1.「いろは」の「い」
一般市民にとって住宅といった高額商品はローンを組んで買うのが普通です。ローンの貸し手である金融機関は利益を上げて株主に報いる必要があります。返済が滞れば損失が生じますので、誰にでも融資するという訳には行きません。
借り手の信用度を審査し、融資しても良いか、融資できるとして幾ら貸せるか、金利などの条件はどうするかを決めます。住宅を担保に取りますが、老朽化や相場下落に備えて、住宅価格全額を貸し付けることはあまりありません。
2.ある国で
融資した貸付債権を無尽蔵に買ってくれる神様が現れたとしましょう。例えば、年利5%で貸し付けた1億円の債権を1億200万円で即金で買ってくれるとすれば、貸して直ぐに資金の回収と確定した利益を手にすることができます。
ある国では、そんな夢のようなシステムが金融工学の進歩で生み出されたのです。
「神様」の秘密はこうでした。いろんな金融機関から債権を購入し、それらをまとめて一定額面の債券に加工し、それを販売するのです。
多様な債権が混じっていますので、全体として見れば債務不履行リスクは分散され、安心に見えます。おまけに格付け機関が投資適格と判断してお墨付きを与えます。

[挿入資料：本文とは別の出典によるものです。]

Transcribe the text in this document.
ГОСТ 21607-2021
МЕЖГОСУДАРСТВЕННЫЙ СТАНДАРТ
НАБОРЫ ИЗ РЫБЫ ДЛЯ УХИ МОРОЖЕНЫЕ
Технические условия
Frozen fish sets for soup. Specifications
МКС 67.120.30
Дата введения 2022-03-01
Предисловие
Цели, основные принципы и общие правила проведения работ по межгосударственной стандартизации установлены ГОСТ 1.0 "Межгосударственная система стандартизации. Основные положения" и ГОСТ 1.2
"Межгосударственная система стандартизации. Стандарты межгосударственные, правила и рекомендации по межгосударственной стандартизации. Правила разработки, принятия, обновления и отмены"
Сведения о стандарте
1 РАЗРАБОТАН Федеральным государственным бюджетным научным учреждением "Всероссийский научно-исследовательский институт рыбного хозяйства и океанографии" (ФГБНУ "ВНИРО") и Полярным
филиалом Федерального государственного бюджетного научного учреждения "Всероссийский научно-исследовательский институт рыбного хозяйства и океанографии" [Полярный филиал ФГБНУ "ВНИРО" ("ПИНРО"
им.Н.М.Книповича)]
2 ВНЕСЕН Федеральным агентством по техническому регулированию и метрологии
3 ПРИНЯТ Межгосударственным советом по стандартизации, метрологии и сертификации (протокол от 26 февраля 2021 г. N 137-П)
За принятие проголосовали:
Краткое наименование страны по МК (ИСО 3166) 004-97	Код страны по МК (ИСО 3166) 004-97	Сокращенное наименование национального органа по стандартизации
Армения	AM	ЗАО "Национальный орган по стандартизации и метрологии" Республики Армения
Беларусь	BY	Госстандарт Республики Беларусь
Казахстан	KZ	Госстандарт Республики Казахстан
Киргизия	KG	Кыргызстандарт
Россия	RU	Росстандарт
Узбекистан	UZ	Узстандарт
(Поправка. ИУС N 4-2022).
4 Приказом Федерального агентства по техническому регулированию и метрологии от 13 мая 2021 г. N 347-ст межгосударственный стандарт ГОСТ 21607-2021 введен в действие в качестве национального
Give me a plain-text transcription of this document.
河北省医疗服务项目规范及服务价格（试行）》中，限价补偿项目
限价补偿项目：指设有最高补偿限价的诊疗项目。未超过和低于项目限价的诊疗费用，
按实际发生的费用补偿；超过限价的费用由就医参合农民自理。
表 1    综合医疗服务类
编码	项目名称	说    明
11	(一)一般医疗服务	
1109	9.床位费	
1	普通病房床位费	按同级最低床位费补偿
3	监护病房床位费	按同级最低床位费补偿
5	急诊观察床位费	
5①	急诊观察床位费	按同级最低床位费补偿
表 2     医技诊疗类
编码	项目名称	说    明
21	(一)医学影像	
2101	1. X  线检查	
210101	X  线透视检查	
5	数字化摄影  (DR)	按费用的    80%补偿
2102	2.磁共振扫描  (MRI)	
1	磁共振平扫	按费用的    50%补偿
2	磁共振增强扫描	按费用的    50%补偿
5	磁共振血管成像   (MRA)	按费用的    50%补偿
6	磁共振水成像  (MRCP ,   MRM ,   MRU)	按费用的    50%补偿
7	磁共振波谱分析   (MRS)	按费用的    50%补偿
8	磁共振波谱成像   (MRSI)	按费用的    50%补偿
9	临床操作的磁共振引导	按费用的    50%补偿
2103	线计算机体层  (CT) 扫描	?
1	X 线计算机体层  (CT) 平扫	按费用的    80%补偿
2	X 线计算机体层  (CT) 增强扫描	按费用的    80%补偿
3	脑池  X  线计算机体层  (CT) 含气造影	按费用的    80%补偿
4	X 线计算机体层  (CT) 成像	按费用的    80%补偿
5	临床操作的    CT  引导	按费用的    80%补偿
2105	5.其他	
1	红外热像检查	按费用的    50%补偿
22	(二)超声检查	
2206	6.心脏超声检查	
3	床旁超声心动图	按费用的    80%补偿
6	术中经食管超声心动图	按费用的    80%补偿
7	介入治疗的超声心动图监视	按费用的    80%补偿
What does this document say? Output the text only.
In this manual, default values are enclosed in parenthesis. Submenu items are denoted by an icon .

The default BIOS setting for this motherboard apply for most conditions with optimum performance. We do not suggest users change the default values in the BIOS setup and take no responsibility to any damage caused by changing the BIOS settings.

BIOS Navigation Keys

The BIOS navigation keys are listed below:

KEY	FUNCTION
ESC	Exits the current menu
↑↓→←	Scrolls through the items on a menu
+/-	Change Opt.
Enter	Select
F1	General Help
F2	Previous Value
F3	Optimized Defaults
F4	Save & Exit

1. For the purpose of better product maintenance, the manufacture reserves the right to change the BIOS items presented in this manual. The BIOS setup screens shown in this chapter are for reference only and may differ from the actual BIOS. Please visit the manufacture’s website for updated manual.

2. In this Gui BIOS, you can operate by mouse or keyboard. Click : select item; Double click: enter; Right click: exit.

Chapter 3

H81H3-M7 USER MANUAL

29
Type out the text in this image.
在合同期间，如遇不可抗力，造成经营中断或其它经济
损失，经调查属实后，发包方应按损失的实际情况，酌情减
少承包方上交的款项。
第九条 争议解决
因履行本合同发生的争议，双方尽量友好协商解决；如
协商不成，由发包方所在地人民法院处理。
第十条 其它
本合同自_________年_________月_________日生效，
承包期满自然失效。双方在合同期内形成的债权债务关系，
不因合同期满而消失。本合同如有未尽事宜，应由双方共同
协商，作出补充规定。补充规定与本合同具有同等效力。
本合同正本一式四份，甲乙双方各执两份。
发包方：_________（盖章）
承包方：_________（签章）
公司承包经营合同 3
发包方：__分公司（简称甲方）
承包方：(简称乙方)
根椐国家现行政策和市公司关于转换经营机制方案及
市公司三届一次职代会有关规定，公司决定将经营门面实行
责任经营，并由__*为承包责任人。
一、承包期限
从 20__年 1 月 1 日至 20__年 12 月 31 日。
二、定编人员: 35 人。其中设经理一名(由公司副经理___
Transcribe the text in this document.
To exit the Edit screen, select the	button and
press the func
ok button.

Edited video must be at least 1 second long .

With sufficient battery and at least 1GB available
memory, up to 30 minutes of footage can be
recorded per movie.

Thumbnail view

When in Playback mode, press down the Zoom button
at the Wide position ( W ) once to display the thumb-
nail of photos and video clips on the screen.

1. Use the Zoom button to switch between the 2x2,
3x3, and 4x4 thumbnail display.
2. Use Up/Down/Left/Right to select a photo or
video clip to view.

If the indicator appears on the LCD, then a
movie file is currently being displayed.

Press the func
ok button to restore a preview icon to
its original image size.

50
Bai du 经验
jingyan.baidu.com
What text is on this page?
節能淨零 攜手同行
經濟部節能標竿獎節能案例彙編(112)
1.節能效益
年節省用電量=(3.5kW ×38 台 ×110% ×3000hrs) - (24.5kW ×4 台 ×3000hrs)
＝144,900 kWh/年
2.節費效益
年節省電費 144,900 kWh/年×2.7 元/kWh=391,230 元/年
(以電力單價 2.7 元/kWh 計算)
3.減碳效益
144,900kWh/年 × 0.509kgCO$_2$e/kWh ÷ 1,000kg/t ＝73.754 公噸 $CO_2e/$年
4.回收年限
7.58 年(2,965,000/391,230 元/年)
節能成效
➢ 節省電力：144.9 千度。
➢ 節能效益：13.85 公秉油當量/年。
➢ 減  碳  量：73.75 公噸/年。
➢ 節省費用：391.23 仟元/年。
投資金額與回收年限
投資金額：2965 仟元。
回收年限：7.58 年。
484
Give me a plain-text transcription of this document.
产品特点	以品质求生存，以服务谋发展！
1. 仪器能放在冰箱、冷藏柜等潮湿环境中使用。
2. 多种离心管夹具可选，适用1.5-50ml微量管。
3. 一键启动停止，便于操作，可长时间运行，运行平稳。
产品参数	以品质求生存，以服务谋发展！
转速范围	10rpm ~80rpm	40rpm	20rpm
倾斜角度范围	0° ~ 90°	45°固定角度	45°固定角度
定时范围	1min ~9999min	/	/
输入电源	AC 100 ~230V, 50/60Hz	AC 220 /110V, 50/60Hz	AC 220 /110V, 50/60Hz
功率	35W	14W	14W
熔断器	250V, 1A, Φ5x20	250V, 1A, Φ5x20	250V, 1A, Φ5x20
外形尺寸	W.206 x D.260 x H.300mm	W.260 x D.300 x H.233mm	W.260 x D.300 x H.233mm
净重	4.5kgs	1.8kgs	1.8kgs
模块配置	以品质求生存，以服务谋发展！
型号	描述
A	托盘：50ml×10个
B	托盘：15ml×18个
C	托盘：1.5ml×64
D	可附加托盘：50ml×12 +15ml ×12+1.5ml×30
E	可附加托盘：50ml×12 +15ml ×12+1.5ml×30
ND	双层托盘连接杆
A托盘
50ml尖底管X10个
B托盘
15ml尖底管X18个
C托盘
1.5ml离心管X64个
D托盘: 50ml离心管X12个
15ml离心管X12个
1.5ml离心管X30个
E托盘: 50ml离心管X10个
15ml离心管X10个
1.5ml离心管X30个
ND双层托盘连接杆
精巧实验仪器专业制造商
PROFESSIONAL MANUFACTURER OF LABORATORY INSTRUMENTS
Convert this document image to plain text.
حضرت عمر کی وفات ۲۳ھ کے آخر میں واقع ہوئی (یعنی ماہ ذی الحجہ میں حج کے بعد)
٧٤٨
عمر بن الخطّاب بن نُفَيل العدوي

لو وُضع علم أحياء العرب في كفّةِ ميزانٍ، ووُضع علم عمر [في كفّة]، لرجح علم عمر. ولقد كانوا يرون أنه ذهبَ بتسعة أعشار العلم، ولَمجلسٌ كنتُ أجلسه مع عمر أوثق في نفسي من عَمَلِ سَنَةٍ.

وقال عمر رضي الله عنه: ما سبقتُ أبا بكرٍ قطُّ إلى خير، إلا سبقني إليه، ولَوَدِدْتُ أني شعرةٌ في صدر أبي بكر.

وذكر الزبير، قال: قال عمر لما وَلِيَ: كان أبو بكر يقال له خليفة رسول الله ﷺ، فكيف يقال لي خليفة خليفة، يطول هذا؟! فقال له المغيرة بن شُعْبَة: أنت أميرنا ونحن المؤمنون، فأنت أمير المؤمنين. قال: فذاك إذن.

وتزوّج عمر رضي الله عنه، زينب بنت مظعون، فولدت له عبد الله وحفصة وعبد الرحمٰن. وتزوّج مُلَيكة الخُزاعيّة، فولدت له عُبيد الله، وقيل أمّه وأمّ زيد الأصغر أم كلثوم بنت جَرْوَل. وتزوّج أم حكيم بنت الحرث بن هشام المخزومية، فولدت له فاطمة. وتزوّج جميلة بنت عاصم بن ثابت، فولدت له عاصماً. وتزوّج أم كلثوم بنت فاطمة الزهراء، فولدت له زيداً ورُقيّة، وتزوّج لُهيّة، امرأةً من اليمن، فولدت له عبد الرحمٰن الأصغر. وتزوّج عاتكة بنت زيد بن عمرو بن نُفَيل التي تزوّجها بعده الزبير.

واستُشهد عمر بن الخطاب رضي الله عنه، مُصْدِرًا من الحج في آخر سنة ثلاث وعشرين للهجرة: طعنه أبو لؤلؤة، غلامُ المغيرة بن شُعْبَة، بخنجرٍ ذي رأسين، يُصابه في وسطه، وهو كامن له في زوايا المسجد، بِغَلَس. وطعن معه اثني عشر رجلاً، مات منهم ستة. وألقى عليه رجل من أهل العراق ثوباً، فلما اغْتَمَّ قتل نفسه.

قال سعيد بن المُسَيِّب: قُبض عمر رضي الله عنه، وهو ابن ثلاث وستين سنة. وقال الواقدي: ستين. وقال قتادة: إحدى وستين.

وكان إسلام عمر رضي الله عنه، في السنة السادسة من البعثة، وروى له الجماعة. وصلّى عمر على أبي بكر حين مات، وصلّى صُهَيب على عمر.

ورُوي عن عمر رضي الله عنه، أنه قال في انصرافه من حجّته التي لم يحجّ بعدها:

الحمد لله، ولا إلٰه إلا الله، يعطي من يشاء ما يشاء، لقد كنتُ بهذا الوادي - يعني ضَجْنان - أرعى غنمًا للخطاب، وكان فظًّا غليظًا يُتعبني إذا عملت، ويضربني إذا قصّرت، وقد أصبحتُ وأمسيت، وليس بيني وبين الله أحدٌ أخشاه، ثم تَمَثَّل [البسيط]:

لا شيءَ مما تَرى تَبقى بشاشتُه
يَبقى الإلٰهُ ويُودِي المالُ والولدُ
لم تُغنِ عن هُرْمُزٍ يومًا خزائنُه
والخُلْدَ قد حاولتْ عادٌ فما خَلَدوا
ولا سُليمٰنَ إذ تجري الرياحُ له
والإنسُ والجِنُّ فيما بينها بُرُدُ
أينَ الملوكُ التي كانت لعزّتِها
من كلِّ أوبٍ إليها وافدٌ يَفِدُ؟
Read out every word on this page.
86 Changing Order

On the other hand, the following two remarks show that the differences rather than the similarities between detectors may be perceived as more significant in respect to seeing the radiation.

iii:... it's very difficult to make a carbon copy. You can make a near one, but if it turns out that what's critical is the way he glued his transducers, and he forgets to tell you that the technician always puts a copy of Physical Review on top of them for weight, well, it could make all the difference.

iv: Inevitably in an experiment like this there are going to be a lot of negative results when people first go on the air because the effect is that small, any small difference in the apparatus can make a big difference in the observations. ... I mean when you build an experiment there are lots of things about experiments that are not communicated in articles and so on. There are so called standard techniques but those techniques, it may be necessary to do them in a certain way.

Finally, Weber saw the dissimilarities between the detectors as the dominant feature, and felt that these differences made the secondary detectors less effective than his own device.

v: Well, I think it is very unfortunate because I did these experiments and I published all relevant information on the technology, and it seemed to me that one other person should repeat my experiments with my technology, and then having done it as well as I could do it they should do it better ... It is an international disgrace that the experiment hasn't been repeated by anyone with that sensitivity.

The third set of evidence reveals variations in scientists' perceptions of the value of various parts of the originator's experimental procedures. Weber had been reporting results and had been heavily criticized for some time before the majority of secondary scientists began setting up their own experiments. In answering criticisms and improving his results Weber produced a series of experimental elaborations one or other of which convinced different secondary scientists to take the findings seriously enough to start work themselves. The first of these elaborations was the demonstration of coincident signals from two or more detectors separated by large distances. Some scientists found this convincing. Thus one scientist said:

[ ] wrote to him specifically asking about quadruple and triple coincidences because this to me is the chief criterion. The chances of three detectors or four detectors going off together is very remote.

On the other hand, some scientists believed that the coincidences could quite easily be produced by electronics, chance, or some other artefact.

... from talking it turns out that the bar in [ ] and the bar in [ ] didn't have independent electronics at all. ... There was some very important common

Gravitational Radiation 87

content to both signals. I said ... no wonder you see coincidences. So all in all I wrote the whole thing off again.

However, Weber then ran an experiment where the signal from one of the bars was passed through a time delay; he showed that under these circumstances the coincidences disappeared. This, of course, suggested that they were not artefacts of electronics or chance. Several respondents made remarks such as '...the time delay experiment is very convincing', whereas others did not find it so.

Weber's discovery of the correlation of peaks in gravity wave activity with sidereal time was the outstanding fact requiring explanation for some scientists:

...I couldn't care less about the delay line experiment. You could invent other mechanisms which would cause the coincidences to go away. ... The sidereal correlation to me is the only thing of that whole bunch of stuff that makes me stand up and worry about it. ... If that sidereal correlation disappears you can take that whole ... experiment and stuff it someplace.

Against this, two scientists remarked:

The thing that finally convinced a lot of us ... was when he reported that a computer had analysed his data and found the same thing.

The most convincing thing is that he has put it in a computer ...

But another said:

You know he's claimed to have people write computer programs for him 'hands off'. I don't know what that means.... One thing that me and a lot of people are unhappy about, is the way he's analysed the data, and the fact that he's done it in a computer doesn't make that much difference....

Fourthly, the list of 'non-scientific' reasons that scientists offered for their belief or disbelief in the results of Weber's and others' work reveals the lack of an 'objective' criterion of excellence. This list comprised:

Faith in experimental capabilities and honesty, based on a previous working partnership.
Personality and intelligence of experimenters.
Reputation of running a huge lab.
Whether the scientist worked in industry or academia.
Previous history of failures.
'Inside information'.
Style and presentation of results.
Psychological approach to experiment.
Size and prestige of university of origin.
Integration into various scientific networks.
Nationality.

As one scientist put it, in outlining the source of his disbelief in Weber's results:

これによって債券の売れ行きは好調でした。
3.深みへ
人は欲が深いものです。うまく行くとなればどんどんはまって行きます。信用度の高い優良顧客にだけ融資していたものが、徐々に信用度の低い顧客にも融資を始め、それでも貸付債権はどんどん売れるので、全く信用のない人にも融資の裾野が広がりました。
おまけに住宅価格の値上がりを見込んで、全額貸付も行われるようになりました。
普通人の感覚では、金利を払う必要がある借金には慎重になりがちですが、担保に入れた家さえ手放せば借金も金利も棒引きという条件が付くのが普通になり、新たな借り手が開拓されて行きました。
4.終焉
誰かが言いました。「ちょっとやり過ぎとちゃうやろか。あの人は、何年もホームレス生活をしたはったのに、あんな立派な家を建てはった。」
誰もが行き過ぎに気付いていましたので、債券の買い手がいなくなりました。貸付債権を持っている金融機関は、売却できなくなり不良債権を抱え込むことになりました。
債券を持っている金融機関、投資家は見切り売りもできず、償還される見込みの薄い債券を塩漬けにすることになりました。金融機関は互いに信用できなくなり、資金が回らなくなりました。
5.お守り
そんなこともあろうかと、「お守り」(Credit Default Swap)を売る保険会社もありました。「お守り」に書かれた金融機関が破綻した場合、「お守り」の金額に従って現金を受け取れるというのです。
ところがどっこい、「お守り」を売っていた会社が経営破綻の危機。単なるお守りに過ぎないことが判明したのです。その保険会社は政府から救済資金を注入してもらったにもかかわらず、その金を経営者や従業員のボーナスに使ってしまいました。末期的です。
金融機関は政府の融資で息をつなぎましたが、家を買う人が激減しました。多くの人が家を担保にクルマを買っていましたが、そんな人もいなくなりました。物が売れなくなり、不況がやってきました。バブルが大きかっただけに、この不況は長引きそうです。
6.後ろ頼み
バブルがはじけたその国は、世界の消費のリーダーでした。日本はその国へ物を売ることで経済の好調を維持してきました。新しい売り先を見つけなければ日本の経済も長引く不況に入りそうです。
ふと後ろを見てみますと、その国と同じくらいの消費がありそうな国があることに気がつきました。今までは発展途上国だったのですが、急激な経済成長でいつの間にか大きな規模になっていたのです。
世界最大の自動車市場になり、粗鋼生産も世界の半分を占めるに至りました。経済成長率も二桁を切ると騒いでいますが、それでも8%程度の成長は見込まれています。来年は史上最大の万国博覧会も開かれると言います。
発展途上ですから、先進国のような物の飽和感には程遠く、まだまだ幅広い物への需要が期待できます。日本は前を向きながらも、徐々に後ろを向く回数が増えているようです。